The UN Security Council was to hear a briefing from its special envoy to Sudan on conditions in the Darfur region. But diplomats said although "the disaster continues," it did not appear probable that the council would impose previously theatened sanctions for Sudan's failure to end attacks on non-Arab Muslims. The diplomats said they expected that Sudan would be given more time to bring the situation under control.
Hundreds of cheering supporters greeted former Deputy Prime Minister Anwar Ibrahim after he left court a free man, apparently ending Malaysia's worst political crisis. By a 2-to-1 vote, the Supreme Court overturned his almost six-year-old conviction for sodomy. It came at a time when he was seen as the probable succesor to Prime Minister Mahathir Mohamad. Instead, Mahathir fired him, triggering massive protests in the streets. Anwar vowed to renew the campaign for political reform suspended while he was in prison.

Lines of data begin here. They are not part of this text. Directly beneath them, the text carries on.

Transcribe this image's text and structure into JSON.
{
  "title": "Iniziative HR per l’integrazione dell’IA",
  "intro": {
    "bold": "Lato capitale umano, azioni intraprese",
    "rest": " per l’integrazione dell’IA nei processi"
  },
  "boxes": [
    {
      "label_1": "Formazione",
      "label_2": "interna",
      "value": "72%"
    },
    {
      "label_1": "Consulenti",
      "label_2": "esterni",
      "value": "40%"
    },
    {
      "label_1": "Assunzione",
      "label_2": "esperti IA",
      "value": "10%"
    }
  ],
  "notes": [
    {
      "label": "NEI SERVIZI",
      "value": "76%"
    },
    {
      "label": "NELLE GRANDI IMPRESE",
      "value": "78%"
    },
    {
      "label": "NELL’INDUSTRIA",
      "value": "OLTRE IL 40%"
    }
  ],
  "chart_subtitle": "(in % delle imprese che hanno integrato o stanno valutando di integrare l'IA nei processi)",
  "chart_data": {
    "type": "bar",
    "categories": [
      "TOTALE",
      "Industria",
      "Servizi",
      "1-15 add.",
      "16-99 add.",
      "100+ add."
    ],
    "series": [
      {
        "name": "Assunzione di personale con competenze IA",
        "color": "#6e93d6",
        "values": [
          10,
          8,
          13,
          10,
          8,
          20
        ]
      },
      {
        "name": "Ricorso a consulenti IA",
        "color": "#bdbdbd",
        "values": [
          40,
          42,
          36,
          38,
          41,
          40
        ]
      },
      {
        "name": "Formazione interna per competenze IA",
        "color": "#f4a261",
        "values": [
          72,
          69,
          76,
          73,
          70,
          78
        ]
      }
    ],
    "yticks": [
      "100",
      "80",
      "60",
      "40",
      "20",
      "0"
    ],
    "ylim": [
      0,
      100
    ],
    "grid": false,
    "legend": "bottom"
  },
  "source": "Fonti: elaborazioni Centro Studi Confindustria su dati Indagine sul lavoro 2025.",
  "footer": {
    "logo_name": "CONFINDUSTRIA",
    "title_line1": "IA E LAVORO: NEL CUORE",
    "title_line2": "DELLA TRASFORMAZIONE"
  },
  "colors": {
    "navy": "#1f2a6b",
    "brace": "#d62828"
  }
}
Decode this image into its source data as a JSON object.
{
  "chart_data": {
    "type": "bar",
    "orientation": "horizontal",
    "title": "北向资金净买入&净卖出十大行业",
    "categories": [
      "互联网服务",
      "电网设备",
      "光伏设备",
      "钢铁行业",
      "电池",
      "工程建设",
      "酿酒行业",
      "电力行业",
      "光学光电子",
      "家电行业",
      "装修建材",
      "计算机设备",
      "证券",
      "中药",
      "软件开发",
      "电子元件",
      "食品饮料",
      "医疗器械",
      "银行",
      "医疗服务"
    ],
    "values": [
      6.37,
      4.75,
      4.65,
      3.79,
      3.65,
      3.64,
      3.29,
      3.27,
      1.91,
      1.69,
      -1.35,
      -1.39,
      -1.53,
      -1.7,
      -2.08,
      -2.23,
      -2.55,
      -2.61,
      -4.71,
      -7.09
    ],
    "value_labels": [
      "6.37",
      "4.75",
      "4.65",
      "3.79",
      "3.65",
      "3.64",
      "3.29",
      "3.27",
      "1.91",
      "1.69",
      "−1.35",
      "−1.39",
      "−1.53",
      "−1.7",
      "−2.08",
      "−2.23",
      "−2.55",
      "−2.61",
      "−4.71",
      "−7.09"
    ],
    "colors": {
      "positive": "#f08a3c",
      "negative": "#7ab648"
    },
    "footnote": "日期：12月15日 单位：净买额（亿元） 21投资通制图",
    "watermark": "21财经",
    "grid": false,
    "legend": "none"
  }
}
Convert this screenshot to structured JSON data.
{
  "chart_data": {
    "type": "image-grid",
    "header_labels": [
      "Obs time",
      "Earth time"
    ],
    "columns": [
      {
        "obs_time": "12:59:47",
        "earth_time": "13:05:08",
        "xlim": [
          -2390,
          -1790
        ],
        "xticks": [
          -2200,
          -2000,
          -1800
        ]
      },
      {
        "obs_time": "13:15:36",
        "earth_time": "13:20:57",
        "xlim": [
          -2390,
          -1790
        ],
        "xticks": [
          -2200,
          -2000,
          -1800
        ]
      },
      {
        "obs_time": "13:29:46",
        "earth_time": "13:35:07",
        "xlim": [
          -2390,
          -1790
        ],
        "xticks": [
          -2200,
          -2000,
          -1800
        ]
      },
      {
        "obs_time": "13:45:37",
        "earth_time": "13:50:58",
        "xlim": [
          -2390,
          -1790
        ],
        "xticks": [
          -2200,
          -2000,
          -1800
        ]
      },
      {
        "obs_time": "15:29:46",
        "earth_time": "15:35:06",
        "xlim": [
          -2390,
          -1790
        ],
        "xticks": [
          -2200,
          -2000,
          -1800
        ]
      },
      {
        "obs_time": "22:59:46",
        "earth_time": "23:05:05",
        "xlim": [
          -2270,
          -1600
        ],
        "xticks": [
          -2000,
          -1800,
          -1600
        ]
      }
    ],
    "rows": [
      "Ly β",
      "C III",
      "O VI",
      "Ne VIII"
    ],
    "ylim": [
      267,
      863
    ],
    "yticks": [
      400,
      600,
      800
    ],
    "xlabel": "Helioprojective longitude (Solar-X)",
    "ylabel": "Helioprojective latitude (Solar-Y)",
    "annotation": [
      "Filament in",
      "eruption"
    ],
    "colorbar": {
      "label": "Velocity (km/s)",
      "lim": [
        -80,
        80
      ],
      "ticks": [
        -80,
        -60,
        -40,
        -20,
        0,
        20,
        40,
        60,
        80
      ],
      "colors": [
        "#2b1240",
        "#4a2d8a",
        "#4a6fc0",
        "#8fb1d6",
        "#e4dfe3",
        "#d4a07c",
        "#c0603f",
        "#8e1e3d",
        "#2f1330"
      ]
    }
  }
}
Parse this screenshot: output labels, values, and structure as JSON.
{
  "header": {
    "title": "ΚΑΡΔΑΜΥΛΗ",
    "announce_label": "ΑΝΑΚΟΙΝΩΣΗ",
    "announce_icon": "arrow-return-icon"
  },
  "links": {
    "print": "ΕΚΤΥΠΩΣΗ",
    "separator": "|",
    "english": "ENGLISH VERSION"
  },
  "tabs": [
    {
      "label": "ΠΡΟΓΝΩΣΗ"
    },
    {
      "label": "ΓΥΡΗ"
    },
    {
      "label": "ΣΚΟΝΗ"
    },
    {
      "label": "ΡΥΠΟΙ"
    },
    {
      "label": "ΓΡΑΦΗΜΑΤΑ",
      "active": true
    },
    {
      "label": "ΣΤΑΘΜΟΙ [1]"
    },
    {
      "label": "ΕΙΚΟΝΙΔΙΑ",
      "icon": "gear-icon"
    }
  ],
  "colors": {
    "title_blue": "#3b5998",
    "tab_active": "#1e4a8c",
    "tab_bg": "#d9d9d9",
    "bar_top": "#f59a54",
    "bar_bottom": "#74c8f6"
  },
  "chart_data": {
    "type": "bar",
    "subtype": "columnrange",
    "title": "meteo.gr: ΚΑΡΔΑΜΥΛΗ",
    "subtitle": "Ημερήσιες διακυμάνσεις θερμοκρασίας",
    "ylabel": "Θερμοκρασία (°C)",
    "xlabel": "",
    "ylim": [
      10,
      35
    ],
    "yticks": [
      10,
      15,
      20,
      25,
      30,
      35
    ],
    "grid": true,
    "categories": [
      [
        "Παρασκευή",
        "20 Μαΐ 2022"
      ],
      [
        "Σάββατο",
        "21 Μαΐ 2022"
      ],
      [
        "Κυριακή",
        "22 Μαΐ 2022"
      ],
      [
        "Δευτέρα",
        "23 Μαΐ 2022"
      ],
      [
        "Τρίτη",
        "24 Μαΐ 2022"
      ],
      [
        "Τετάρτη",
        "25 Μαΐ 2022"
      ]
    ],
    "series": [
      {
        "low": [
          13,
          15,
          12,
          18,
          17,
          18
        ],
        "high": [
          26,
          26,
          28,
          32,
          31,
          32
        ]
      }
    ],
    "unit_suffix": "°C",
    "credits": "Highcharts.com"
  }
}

In one of the worst days of his presidency, political opponents of Mexico's Vicente Fox heckled him, turned their backs, and chatted among themselves as he struggled to finish his annual state-of-the nation address. Outside, thousands of angry people accused him of betraying them by failing to deliver on a campaign pledge of millions of new jobs. An estimated 300,000 healthcare, communications, and electric industry employees also staged a one-day strike to protest cuts in the pension plan for unionized civil servants. Fox called for a truce with opposition party members of Congress, saying, "Society demands agreements" on the political reforms he wants to implement.